Andrew nodded and levered himself to his feet. “Hell, for a chance to escape this rock, I’ll dance if I have to!” Melissa tried to put his left arm around her shoulder to help support him, but he shook his head. “You need your hands free to handle one of the rifles. With any luck, the guy you shot was the only man posted on this level.” Andrew pointed at the dead ninja. “Clovis, grab his little pig-sticker. You need something.”
The dwarf grabbed the tanto and led the way down the hall. The trio proceeded carefully. Despite the fact that Melissa had fallen prey to the ninja’s earlier trap, both men looked to her for direction. Honoring their trust, she studied each stretch of the corridor and silently pointed out what she saw as hazards.
The trio picked their way cautiously through the remnants of a long, running battle. When they reached the spot where Andrew’s fire team had died in an explosion, the stench of blood and burning flesh overwhelmed Melissa. She fell to her knees and vomited, but refused help when both men tried to lift her to her feet. I will redeem the sacrifice of these lives, she vowed silently.
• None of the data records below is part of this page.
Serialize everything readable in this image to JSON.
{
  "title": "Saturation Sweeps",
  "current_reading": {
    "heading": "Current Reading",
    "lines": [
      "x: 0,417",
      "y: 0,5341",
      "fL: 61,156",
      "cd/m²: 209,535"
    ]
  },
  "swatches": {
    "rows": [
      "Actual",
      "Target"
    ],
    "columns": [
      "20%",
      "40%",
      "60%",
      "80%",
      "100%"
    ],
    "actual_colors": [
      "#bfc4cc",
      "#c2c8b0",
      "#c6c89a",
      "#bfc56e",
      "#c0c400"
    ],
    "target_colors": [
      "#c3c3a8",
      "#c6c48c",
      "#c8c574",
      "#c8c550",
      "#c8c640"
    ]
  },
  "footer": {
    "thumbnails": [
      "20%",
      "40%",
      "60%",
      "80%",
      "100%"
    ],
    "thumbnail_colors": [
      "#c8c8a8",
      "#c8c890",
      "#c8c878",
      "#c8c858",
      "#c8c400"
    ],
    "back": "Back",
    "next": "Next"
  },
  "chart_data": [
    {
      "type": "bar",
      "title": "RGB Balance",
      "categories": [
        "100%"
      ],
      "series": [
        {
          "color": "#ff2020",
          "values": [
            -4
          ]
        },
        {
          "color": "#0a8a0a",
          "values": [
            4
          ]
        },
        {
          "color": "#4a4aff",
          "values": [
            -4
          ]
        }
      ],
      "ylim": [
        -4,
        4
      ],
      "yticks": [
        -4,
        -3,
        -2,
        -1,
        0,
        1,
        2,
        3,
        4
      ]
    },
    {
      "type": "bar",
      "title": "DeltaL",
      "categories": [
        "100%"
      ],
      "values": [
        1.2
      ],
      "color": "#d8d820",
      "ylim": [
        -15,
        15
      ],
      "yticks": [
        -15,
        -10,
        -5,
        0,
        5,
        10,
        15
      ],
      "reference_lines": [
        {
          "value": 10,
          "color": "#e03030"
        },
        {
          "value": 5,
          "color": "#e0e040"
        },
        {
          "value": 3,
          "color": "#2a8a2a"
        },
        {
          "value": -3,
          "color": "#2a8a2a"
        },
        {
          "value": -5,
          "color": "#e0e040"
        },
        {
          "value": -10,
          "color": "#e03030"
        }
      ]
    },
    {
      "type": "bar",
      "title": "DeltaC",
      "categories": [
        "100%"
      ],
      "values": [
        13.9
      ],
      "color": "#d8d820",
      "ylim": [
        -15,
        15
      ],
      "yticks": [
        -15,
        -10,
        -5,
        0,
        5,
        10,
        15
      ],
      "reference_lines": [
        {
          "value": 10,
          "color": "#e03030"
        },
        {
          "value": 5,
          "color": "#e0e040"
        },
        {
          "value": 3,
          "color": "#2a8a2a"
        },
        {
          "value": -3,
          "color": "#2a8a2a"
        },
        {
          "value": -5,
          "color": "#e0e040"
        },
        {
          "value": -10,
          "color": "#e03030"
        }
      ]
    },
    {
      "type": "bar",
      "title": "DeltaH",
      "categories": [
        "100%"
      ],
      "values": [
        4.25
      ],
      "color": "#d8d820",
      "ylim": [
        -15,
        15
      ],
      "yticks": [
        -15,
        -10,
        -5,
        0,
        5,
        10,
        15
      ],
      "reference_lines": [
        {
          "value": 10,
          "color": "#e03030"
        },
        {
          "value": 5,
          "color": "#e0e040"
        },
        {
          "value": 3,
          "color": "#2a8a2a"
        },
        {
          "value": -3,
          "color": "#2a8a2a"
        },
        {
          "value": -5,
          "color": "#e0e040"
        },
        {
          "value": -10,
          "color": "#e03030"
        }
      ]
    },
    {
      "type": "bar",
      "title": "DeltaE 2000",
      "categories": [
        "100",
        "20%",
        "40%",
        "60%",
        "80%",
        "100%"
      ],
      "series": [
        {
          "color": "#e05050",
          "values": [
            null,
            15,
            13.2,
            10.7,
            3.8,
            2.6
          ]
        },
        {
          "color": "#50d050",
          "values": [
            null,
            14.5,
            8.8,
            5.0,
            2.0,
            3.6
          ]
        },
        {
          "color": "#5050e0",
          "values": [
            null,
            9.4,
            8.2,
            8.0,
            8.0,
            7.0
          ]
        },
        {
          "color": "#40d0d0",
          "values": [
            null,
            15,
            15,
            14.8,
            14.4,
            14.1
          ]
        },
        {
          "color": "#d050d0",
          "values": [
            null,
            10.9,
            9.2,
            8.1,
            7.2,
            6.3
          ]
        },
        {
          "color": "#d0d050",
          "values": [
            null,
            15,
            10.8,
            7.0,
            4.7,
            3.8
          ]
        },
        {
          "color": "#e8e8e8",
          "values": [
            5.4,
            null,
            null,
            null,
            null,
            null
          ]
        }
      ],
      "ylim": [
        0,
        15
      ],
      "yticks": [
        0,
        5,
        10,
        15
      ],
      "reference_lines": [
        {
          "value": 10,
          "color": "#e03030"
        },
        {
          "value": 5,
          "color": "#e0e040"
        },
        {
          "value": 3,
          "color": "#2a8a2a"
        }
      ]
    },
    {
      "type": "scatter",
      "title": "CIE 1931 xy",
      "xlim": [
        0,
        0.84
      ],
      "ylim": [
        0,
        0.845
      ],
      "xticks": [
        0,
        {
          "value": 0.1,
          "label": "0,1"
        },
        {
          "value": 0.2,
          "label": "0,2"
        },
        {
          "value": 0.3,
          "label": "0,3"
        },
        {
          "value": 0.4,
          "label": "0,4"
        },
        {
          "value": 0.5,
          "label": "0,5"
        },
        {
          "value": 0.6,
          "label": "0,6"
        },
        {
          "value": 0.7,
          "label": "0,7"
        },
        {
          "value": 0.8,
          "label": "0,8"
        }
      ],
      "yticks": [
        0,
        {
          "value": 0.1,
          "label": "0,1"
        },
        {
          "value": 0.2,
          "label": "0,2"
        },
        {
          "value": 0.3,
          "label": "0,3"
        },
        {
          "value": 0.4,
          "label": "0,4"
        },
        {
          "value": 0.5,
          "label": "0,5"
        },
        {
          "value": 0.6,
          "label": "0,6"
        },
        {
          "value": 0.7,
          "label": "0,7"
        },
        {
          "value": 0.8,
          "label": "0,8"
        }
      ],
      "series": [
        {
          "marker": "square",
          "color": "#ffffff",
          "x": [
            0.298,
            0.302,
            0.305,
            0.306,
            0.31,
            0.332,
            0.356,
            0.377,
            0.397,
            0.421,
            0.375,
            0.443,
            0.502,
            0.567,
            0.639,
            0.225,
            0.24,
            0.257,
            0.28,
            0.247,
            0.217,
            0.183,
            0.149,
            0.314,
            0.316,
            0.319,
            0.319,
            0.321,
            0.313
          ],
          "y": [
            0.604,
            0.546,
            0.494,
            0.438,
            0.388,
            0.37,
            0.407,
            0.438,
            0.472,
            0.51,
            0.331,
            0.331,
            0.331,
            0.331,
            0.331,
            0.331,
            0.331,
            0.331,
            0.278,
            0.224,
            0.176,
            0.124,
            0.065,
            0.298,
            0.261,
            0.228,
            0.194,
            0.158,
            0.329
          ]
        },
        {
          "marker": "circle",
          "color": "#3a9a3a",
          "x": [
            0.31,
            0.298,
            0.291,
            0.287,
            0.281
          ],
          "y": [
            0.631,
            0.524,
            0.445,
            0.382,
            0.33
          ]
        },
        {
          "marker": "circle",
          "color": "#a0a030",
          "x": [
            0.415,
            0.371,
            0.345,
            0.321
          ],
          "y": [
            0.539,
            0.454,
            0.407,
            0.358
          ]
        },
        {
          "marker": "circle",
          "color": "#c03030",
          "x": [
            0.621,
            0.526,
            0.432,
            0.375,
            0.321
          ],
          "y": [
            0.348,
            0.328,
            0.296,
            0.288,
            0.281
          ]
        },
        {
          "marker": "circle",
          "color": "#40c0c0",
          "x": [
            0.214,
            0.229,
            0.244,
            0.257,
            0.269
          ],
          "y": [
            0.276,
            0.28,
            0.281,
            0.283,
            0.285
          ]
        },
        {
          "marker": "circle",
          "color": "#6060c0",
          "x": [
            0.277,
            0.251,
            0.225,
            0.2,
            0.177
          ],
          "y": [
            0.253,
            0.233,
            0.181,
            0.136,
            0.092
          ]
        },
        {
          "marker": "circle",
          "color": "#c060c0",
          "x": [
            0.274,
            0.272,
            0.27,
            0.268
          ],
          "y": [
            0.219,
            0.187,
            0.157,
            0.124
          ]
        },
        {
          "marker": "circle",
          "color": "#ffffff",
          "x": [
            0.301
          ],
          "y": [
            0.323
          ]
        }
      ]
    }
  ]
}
I will make the plotters pay…
As they moved farther down the battle-scarred corridors, nothing further interfered with their swift progress. Melissa even found herself smiling as they reached the corridor to the smaller docking bay. “This is it, gentlemen.” She signaled Andrew to assume her position, and started to sprint across the corridor. Halfway there, she slowed, then stopped.
Andrew stepped out beside her, and his rifle clattered to the ferrocrete floor as soon as hers did. Clovis peeked around the corner, then sagged against the wall. He shook his oversized head. “So close…so close.”